The men in my life have always given me high scores on this one, but my male friends have almost uniformly complained that they felt like they weren’t allowed to have individual hobbies or interests outside the relationship without feeling guilty. I think most grown-ups know in our heads that it’s important for us to have some “me time” — to work out, to hang with friends, to participate in hobbies, or to just escape the duties and obligations of our parenting and professional lives. Some of us need more of this time, and others less, but it’s important to figure out what his needs are in this area and try to support those. And we don’t need to understand it (I, for one, would rather watch paint dry than a golf tournament, but, hey, that’s just me), we just need to support what’s important to them and makes them happier. We expect no less from them, right? And happier partners makes for a happier relationship, for sure.
I’m not pretending that I have all the answers, obviously. But I do think that my dating research has brought me lots of data to chew on and digest for your benefit. I’ve listened to men and I’ve listened to women and I think the roadmaps to better relationships really are out there. We just have to see them and use them, and that’s the hard part. It’s so much easy to keep doing things in much the same way as we always have, under the guise that we are good enough and anyone who loves us will surely put up with our crappy parts. While that may be true, I think the greater the number of crappy parts we’re asking potential partners to bear, the smaller the pool of potential candidates. Weed out the psychos, the predators, and the garden variety creeps and you’ve got an even smaller number. So maybe taking a look at how we can be better partners is kind of like amending the soil before planting a garden?
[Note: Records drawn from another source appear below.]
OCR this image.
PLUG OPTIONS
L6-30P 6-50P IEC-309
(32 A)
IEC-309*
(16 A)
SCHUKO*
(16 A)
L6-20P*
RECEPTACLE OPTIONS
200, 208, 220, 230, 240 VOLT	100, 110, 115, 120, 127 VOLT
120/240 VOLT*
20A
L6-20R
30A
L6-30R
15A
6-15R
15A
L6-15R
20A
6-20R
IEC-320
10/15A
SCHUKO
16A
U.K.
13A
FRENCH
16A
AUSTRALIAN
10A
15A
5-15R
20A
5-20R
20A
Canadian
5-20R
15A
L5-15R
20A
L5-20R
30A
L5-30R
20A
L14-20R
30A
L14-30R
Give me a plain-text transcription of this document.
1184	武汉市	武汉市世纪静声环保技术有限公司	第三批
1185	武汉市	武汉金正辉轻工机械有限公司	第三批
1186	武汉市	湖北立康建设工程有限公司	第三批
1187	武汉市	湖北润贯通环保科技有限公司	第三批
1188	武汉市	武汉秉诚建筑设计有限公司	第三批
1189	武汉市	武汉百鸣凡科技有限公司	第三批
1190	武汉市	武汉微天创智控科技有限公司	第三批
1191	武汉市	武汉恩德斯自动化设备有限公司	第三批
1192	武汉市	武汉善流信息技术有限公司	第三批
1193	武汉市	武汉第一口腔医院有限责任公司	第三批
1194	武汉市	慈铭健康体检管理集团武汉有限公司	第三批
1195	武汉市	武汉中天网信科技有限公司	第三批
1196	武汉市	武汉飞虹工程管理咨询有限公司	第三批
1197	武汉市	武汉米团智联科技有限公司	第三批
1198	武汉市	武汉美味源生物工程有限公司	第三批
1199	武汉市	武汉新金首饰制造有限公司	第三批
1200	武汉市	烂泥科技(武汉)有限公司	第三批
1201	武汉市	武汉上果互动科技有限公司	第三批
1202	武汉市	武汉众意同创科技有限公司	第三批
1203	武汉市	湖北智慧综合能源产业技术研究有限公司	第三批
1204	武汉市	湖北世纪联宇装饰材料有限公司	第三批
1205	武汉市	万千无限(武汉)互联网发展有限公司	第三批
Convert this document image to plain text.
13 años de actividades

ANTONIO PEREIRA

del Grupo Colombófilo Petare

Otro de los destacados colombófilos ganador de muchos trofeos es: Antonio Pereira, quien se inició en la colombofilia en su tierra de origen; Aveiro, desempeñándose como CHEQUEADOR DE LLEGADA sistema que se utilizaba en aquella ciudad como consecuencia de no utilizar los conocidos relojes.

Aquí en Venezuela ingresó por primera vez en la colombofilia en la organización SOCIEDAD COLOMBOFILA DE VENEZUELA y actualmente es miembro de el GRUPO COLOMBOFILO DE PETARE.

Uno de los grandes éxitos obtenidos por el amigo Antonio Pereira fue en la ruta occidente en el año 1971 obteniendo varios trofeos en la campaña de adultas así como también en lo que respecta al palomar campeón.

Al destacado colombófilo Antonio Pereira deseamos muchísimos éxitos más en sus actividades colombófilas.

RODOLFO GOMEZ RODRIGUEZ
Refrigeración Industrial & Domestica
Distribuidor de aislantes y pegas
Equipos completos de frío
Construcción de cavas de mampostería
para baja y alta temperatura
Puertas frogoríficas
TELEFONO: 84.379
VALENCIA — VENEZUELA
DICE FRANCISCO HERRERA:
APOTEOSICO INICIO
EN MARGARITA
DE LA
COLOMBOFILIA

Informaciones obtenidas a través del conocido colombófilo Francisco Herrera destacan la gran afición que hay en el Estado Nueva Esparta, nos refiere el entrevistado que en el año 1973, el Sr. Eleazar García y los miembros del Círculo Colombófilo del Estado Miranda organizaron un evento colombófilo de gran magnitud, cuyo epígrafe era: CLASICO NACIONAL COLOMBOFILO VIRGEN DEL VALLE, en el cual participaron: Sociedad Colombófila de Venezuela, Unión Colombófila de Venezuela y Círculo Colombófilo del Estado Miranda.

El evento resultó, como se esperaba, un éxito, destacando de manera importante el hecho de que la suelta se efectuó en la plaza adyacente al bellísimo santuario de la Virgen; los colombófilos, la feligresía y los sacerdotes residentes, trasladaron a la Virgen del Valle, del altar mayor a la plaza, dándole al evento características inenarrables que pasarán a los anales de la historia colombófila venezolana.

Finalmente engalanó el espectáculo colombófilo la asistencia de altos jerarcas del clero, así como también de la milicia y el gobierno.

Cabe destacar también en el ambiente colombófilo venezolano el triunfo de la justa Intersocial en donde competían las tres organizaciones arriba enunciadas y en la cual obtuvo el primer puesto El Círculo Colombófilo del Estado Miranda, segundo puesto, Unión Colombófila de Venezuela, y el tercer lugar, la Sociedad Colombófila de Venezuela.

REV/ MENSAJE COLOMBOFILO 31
Yesterday, on the sidelines of Bryn’s soccer game, I had another surreal conversation with Bryce; this time about his perspective on my dating life . It was fascinating to hear him weigh in, given how well he knows me in some regards. Toward the end of the conversation, I told him about single dad laughing’s blog post and asked if I could send it to him, as I thought he’d be interested. “Sure,” he said, “always good to figure out how to do better.”